Varie ed eventuali Accanto al dibattito principale si sono presentate una serie di questioni parallele, e qualche siparietto poco edificante. Tra le questioni parallele la principale è quella dei monitoraggi; un argomento affrontato da Davide Fidone, rappresentante del comitato “No inceneritore del Mela”: “ Ovviamente, quando non avverranno i monitoraggi previsti dalla legge – uno ogni quattro mesi, per 8 ore -, l’azienda non ha motivo di rispettare i limiti imposti, e nemmeno le conviene; anch’io, se fossi imprenditore, mi comporterei così”. A2A non ha risposto alle insinuazioni, spiegando che, oltre al monitoraggio previsto dalla legge, le emissioni saranno controllate h24 dai sistemi interni, e i risultati spediti all'Arpa per le verifiche; l’azienda ha poi dichiarato la sua disponibilità a sottoporsi a un sistema di monitoraggio gestito dalla stessa Arpa. Sul tema una precisazione è arrivata da Maimone: “Arpa Sicilia dispone sul territorio di sole due centraline; un sistema che va potenziato”.

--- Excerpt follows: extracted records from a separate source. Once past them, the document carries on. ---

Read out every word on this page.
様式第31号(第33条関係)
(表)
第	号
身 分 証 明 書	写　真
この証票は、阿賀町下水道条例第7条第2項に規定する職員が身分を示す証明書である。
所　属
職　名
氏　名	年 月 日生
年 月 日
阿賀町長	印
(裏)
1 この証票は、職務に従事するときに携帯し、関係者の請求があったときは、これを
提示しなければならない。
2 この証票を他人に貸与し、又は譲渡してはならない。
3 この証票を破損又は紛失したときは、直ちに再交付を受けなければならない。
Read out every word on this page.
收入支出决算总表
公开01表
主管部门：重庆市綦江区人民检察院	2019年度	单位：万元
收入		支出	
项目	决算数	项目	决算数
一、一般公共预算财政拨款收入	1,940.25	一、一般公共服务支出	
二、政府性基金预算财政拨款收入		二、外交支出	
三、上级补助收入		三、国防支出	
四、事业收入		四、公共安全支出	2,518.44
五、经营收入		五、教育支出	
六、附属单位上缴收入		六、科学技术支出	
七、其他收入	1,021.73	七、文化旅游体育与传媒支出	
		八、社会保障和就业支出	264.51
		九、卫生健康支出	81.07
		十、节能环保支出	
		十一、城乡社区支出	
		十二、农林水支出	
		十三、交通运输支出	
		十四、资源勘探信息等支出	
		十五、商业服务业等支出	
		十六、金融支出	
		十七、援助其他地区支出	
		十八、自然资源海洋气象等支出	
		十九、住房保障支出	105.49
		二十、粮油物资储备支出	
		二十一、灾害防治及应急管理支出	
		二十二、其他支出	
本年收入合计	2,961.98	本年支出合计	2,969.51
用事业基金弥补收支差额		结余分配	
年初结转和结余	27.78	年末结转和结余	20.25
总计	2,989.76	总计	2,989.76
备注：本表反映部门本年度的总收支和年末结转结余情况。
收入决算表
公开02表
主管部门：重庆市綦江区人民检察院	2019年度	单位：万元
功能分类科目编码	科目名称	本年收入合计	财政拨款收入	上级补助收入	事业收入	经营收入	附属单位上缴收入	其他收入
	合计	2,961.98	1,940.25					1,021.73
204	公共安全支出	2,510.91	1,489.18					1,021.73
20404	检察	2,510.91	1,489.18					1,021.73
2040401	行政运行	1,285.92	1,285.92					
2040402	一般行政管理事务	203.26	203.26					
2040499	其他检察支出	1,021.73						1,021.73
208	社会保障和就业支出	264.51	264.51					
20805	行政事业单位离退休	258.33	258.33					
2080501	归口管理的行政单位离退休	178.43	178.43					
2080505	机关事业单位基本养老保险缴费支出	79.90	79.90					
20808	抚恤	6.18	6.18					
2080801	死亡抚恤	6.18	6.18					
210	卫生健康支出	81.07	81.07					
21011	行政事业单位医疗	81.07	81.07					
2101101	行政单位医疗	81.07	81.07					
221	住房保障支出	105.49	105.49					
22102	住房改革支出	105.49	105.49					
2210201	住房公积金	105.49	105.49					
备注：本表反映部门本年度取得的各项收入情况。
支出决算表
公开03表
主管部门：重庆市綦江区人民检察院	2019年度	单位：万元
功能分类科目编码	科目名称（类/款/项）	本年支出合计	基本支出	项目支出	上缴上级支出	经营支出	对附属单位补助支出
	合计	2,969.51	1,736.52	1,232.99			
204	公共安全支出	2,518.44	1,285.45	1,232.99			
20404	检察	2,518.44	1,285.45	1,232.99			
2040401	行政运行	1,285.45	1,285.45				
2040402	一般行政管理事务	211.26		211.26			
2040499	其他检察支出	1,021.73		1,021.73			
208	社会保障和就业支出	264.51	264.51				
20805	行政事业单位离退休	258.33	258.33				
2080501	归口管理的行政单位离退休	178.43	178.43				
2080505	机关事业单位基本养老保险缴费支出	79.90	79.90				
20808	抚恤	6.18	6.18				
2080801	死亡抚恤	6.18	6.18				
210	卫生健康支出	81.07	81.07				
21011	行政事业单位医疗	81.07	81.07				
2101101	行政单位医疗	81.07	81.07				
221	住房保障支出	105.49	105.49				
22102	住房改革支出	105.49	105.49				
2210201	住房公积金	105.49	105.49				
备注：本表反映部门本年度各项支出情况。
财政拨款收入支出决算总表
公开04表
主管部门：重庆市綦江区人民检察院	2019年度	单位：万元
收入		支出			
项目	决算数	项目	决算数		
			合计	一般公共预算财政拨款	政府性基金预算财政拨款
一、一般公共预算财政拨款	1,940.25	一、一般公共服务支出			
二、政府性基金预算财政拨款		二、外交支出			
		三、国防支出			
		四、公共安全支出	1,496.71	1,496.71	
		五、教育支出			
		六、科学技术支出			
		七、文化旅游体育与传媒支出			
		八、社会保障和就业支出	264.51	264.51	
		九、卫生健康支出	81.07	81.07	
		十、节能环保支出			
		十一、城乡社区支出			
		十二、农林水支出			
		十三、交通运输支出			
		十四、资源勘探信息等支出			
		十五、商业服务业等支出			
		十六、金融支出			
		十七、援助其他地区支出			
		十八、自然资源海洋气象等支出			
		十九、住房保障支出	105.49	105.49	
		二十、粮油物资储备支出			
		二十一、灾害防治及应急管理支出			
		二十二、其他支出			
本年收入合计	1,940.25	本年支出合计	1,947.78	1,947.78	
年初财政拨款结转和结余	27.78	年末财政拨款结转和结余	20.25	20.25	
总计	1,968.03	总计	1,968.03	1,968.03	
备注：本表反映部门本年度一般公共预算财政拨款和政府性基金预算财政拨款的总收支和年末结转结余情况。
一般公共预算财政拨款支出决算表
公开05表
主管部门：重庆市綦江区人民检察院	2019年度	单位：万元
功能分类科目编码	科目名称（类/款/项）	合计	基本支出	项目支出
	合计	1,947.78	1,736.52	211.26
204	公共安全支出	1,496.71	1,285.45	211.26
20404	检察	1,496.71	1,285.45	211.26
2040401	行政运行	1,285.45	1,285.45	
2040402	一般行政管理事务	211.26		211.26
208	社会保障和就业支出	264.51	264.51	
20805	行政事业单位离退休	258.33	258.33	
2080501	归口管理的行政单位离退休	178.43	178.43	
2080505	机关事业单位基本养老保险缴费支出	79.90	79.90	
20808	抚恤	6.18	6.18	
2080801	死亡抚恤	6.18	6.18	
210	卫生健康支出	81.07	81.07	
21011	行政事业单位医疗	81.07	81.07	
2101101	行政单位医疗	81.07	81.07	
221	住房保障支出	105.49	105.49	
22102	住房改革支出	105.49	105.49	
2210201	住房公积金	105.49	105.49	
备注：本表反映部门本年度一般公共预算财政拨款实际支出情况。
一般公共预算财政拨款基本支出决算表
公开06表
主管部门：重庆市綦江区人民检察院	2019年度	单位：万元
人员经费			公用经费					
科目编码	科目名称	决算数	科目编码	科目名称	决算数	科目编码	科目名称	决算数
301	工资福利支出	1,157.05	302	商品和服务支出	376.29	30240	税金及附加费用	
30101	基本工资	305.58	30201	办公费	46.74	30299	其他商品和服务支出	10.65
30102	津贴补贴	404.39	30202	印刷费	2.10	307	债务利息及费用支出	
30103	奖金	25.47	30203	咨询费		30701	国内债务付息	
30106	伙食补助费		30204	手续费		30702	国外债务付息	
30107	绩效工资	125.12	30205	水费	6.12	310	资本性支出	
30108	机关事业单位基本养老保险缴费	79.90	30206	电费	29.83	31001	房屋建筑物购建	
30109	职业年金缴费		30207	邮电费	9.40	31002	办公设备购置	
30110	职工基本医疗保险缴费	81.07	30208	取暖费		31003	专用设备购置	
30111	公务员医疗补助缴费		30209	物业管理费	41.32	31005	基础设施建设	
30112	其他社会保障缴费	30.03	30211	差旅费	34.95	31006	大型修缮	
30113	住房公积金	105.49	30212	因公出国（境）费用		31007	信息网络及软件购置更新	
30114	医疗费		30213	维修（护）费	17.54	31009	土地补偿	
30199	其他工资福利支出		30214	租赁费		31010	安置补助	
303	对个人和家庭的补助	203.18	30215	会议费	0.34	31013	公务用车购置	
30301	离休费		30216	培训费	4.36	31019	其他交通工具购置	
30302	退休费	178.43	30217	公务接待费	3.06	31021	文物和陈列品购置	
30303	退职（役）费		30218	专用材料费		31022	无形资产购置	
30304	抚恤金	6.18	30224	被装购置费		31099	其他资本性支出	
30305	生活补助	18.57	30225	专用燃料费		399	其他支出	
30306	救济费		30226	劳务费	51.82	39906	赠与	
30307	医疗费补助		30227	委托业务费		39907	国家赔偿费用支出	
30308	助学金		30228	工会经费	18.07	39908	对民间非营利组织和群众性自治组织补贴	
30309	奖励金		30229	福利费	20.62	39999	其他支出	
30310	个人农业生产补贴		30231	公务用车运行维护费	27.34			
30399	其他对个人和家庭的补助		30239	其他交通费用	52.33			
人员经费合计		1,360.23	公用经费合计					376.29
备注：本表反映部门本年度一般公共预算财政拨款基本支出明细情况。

Oltre al contributo del rappresentante del comitato, arrivato tra l’altro con grande ritardo – tanto che i punti del suo intervento erano già stati ampiamente dibattuti in precedenza -, l’altra nota negativa è arrivata dal comportamento del presidente del consiglio. Oltre alla sopracitata presa di distanze da un documento ufficiale della prefettura, nell’esercizio del suo ruolo di presidente, Nastasi ha dichiarato durante il dibattito che “la questione occupazionale interessava poco, visto che si discuteva “del futuro dei nostri figli”. Sempre Nastasi ha concluso la seduta consegnando platealmente una banconota da 50 euro, rappresentante il gettone di presenza, alla “ricerca sul cancro”; un gesto in polemica con il consigliere Magistri, che aveva accusato il presidente di aver convocato una seduta inutile: i soggetti coinvolti nel consiglio erano già stati ascoltati dalla II commissione, ragion per cui Magistri aveva parlato di delegittimazione del lavoro compiuto e di ostruzionismo per impedire ai consiglieri di esprimersi sulla questione, visto anche il rinvio decretato ieri e considerato che in uno consiglio comunale aperto non è possibile deliberare. Nastasi si è difeso adducendo motivi di trasparenza; il battibecco è però diventato una questione personale, nell'imbarazzo degli stessi spettatori.
Conclusioni A sintetizzare efficacemente le posizioni ambientaliste è stato il consigliere Antonio Foti, che nel suo intervento ha posto l’accento sui richiami normativi e comunitari che prevedono il superamento della termovalorizzazione entro il 2020, quando il progetto di riconversione Edipower verrà portato a termine nel 2019; Foti ha poi chiesto di potersi esprimere a breve, insieme a tutti gli altri consiglieri comunali, su una questione decisiva per il futuro del territorio, evidenziando però che la responsabilità del voto deve essere soggettiva, e non politica. I rappresentanti di A2A, dal canto loro, hanno risposto a quasi tutte le domande poste, anche se non sempre in maniera esaustiva; i tempi e il livello del dibattito, che non poteva essere puramente tecnico, lo imponevano, ma l’azienda ha anche depositato lo studio sull’impatto ambientale che verrà adesso sottoposto alle autorizzazioni del caso, e che richiederà tempo per un’analisi approfondita.